The term “resilience” has taken hold in the sustainability community over the past several years as a way to talk about responding to the anticipated next phase of environmental, economic and social change. In this view, change -- especially climate change -- is not likely to be incremental or predictable. And being prepared demands a strategy that is less focused on mitigating risk than designing for it.
Stephen Flynn, professor of political science at Northeastern University and Senior Research Fellow at the Wharton School’s Risk Management and Decision Processes Center, recently spoke at the Volpe National Transportation Center about the need for resilient design in critical infrastructure like bridges, highways and energy grids. Flynn is an expert on transportation and infrastructure security issues who takes a systems view of risk and resilience. He’s agnostic about the sources of risk to infrastructure: they could come from accidents, nature, economic decisions that affect maintenance, or malicious intent.
“It takes years to build most of these things, and they’re around for a long time.

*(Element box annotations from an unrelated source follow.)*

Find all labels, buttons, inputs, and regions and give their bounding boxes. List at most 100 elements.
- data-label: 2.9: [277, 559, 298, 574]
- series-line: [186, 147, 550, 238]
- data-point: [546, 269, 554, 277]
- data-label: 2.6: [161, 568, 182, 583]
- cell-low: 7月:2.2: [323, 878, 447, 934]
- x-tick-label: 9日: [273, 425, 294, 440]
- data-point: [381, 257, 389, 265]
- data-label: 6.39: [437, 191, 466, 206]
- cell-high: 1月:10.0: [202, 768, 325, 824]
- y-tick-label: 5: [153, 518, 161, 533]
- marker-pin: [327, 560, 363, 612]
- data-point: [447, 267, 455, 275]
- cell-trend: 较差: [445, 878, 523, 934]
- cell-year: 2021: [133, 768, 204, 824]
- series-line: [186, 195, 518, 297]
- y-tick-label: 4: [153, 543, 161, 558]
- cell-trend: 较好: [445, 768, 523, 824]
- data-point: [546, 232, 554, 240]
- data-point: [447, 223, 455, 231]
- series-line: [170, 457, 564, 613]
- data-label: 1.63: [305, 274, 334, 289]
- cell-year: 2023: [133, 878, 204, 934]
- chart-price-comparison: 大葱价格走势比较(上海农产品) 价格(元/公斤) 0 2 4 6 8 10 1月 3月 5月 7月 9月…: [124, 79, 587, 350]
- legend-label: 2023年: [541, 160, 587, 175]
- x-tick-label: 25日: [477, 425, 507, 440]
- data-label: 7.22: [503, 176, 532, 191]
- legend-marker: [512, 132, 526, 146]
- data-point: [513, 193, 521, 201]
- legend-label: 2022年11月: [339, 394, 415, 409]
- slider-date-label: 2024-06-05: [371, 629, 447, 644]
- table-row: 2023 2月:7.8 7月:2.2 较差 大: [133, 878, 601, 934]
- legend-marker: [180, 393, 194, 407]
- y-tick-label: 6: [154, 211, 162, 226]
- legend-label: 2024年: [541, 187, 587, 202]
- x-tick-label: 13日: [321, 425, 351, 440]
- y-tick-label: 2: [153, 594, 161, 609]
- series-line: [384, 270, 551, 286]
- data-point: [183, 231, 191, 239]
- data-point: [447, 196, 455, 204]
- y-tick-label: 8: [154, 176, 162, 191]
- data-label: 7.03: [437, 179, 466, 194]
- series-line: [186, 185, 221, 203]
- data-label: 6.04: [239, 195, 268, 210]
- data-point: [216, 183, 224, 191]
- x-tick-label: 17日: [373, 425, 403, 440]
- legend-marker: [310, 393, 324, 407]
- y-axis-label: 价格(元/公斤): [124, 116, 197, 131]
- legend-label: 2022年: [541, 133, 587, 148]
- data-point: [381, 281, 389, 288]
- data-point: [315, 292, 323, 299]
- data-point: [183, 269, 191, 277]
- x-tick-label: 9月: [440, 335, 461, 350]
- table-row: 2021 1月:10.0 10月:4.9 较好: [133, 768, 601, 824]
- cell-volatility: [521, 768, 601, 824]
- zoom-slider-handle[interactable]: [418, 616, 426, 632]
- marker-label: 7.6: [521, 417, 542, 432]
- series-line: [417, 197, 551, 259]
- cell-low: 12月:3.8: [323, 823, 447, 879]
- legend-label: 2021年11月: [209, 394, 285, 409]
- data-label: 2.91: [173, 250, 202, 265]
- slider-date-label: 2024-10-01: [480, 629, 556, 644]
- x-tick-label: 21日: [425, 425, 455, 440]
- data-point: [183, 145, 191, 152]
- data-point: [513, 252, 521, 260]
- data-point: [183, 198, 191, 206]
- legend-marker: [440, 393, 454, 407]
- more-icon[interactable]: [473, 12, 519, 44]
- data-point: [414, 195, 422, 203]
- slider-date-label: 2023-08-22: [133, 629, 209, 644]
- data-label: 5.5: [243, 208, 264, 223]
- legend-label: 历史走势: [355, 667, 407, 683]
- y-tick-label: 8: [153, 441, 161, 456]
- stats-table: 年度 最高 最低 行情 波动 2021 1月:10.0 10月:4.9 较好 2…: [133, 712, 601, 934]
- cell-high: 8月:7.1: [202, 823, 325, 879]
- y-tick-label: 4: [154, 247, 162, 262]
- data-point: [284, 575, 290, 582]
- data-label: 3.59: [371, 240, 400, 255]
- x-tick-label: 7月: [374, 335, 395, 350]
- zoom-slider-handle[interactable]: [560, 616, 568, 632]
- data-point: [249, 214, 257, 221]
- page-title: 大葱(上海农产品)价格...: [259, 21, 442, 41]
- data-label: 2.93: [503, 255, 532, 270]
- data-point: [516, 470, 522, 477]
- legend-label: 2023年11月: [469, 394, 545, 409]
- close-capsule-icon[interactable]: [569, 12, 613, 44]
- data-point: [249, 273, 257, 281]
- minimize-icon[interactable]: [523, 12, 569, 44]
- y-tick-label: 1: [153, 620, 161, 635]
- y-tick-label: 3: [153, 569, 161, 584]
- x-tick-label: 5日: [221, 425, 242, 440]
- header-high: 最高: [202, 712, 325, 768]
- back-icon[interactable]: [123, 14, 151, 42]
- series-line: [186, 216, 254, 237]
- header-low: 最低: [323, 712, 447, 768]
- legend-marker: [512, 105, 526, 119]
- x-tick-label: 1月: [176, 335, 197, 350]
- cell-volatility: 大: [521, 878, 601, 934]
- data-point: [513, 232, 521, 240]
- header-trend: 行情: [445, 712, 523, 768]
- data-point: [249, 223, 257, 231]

Waiting until we’ve identified a threat is too late,” he said. “We need to take risks into account at the design stage, and build for resilience.”

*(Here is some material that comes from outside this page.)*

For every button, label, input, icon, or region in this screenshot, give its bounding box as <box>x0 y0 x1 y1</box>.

The focus of any organization concerned with resilience should be on whatever assures the continuity of business operations and the systems in which they’re embedded. “9-11 was a real wake-up call,” Flynn said, noting that businesses and supply chains were disrupted in ways few had foreseen or prepared for. “Companies that get knocked down and don’t get back up quickly enough often see that vulnerability reflected in their market share.”

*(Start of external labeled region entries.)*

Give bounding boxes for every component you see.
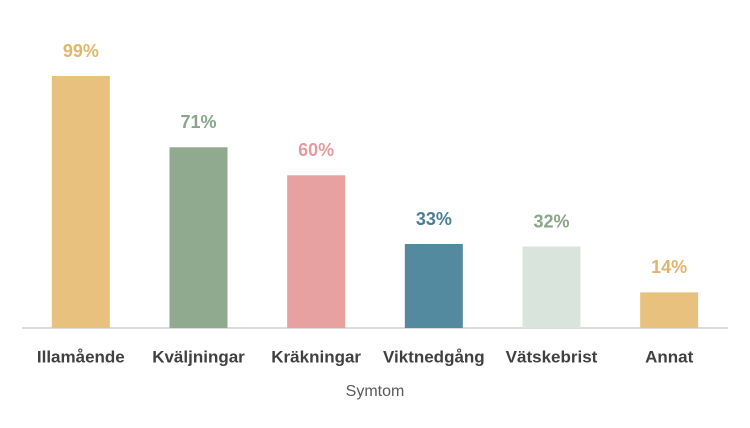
value-label: 60%	[298, 140, 334, 160]
value-label: 14%	[651, 257, 687, 277]
bar	[522, 246, 581, 328]
x-axis-label: Symtom	[346, 383, 405, 400]
bar	[169, 147, 228, 328]
x-tick-label: Illamående	[37, 347, 125, 366]
x-tick-label: Vätskebrist	[506, 347, 598, 366]
bar	[51, 76, 110, 328]
x-tick-label: Kväljningar	[152, 347, 245, 366]
value-label: 32%	[533, 211, 569, 231]
value-label: 71%	[180, 112, 216, 132]
value-label: 99%	[63, 41, 99, 61]
x-tick-label: Annat	[645, 347, 694, 366]
bar	[640, 292, 699, 328]
bar	[404, 244, 463, 328]
x-tick-label: Viktnedgång	[383, 347, 485, 366]
x-tick-label: Kräkningar	[271, 347, 361, 366]
bar	[287, 175, 346, 328]
value-label: 33%	[416, 209, 452, 229]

The attributes of a resilient system include robustness, or the ability to absorb shocks and continue to operate; resourcefulness, being able to manage a crisis as it unfolds; rapid recovery, the ability to get services back as quickly as possible; and adaptability, being able to learn from experience and incorporate lessons learned to improve resilience.
In many cases, organizations will need incentives to build resilience into their processes, operations, and business models. One key indicator, Flynn suggested, is insurance. The characteristics of projects and businesses the industry will insure “will tell us a lot about risk, what’s acceptable, and what’s not acceptable. And that’s changing. So is the financial world. Even bond rates are beginning to be tied to more resilient infrastructures.”
Both companies and governments need to think differently. As climate change ramps up, shocks to the system like Hurricane Katrina and Superstorm Sandy -- catastrophic events that were expected to happen only once every century -- will become more extreme and more frequent. “The ‘one hundred year’ model for climate events is obsolete,” Flynn warned. “This can open up the conversation, but let’s make sure it’s the right one.”
Conversations could start with an orientation that moves beyond safety towards resilience. By defining a critical system -- its components, boundaries and functions -- managers can begin to use “what-if” scenarios to determine which components, or combination of components, are most vulnerable. If a function is critical, it needs more attention; if it isn’t, it can take more risk. And “if it’s a single point of failure,” Flynn said, “you’re going to have to exercise more creative muscle.”
The author of several books on the subject, Flynn also knows that a certain brand of leadership is needed to bring that kind of creative muscle to bear. In The Edge of Disaster: Rebuilding a Resilient Nation (Random House, 2007), he writes:
The presidential scholar James MacGregor Burns has said that transformational leaders are always “relentlessly optimistic.” … leadership must always start from a clear-eyed view of how things really are. Only then can we begin to address how we can get from where we are to where we need to be.
A clear understanding of the growing challenges facing business is a good starting point for any conversation about designing for resilience.